With this step completed, the 548 rows from il_sample_df can now be combined with the 548 rows in exon_il_df, creating a balanced DataFrame with a total of 1,096 rows. Half of these rows represent exonerated individuals from Illinois, and the other half represent non-exonerated individuals, sampled to be statistically representative of Illinois’ incarcerated population as a whole.
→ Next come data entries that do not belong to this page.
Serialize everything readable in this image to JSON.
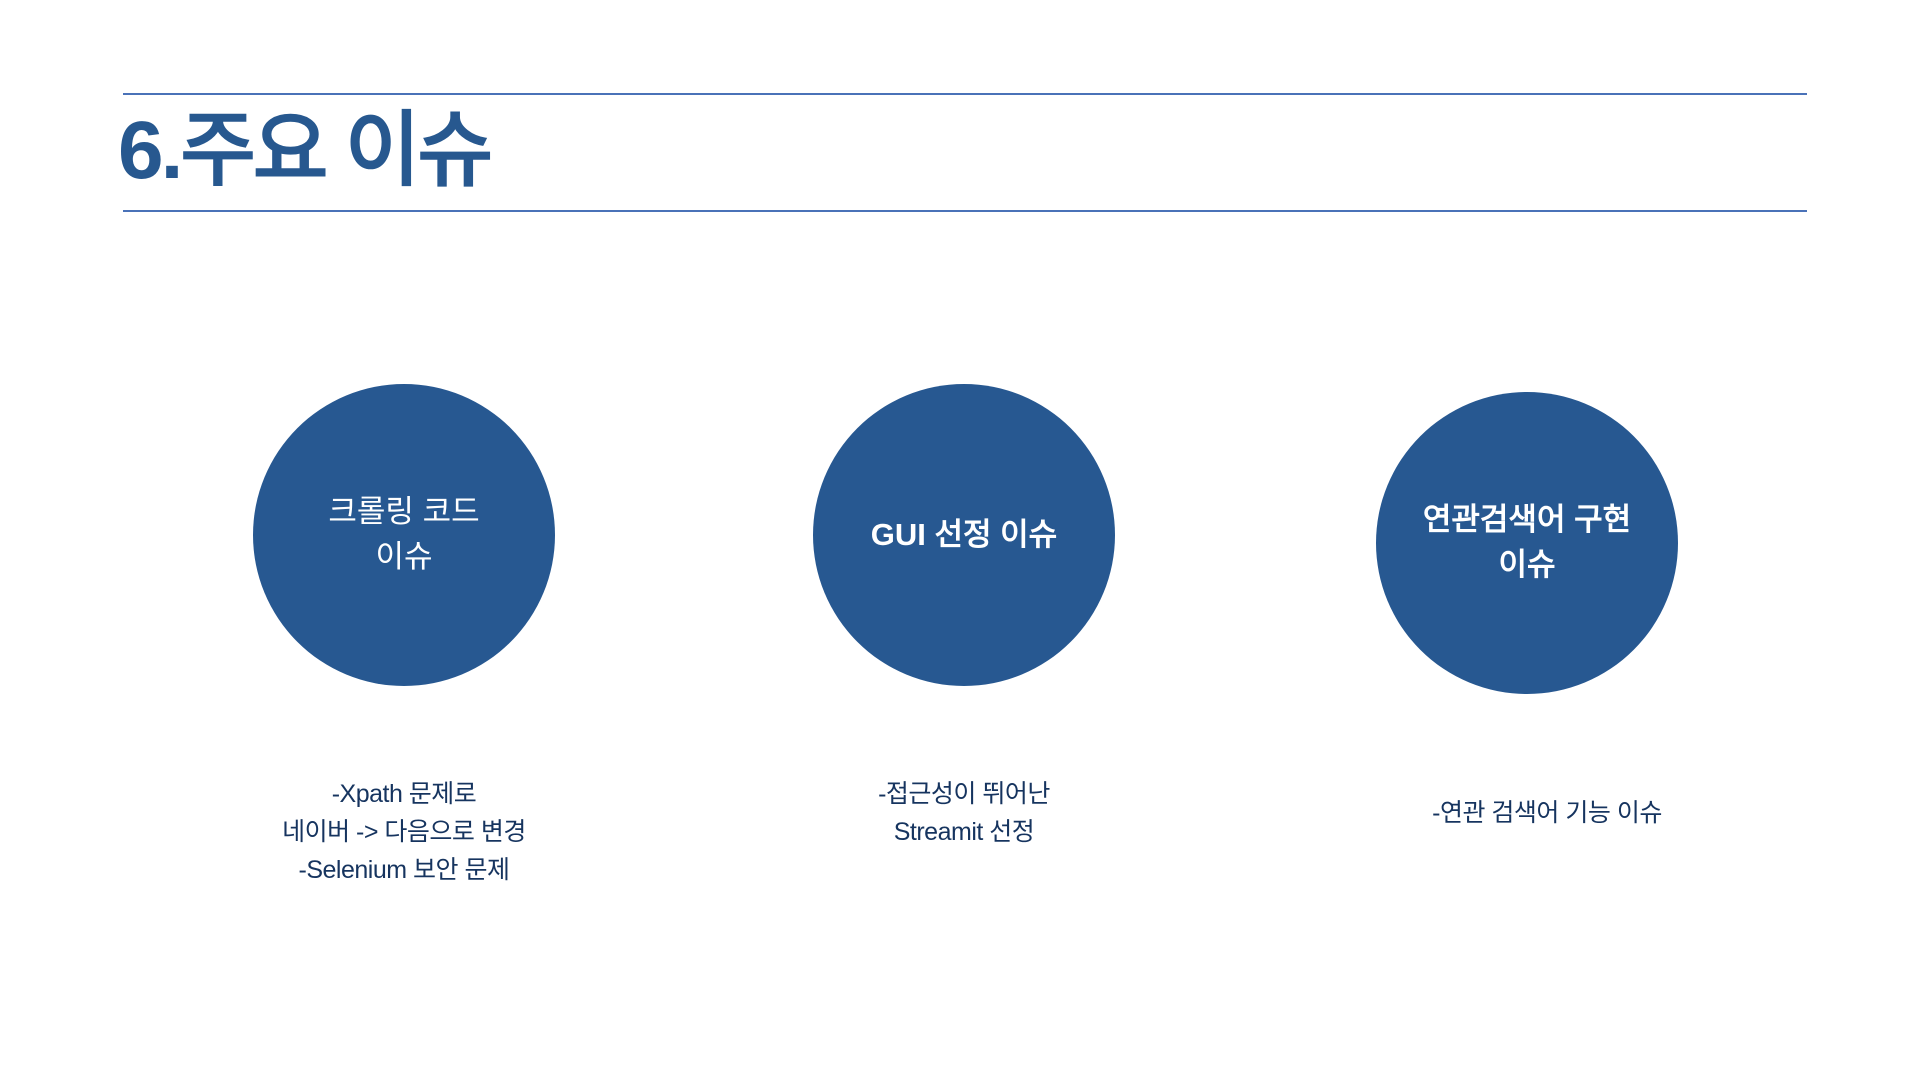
{
  "slide": {
    "title": "6.주요 이슈",
    "accent_color": "#275891",
    "rule_color": "#4a72b8"
  },
  "issues": [
    {
      "label": "크롤링 코드\n이슈",
      "description": "-Xpath 문제로\n네이버 -> 다음으로 변경\n-Selenium 보안 문제"
    },
    {
      "label": "GUI 선정 이슈",
      "description": "-접근성이 뛰어난\nStreamit 선정"
    },
    {
      "label": "연관검색어 구현\n이슈",
      "description": "-연관 검색어 기능 이슈"
    }
  ]
}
Constructing the Final Balanced Dataset
To prepare the final balanced dataset, a new label column was added to distinguish between exonerated and non-exonerated individuals. Specifically:
- The Label column in exon_il_df was set to “Exonerated”.
- The Label column in il_sample_df was set to “Non-Exonerated”.
To avoid confusion when combining datasets, the county column in il_sample_df was renamed to County. With the labels in place and columns aligned, both datasets were combined into a single DataFrame using pd.concat().
Next, a race mapping was applied to standardize the race categories across datasets:
- “Asian” and “Native American” were combined into the “Other” category.
- “Black,” “White,” and “Hispanic” categories were kept as-is.
To clean up, the race and Race columns were combined, prioritizing non-NaN values to ensure no data was lost. The original race column was then dropped. Similarly, the county and County columns were merged, and the original county column was removed to streamline the final DataFrame.
Finally, the resulting Race and County columns were checked to confirm the expected values, and the first few rows of the balanced dataset were displayed to verify everything was in place.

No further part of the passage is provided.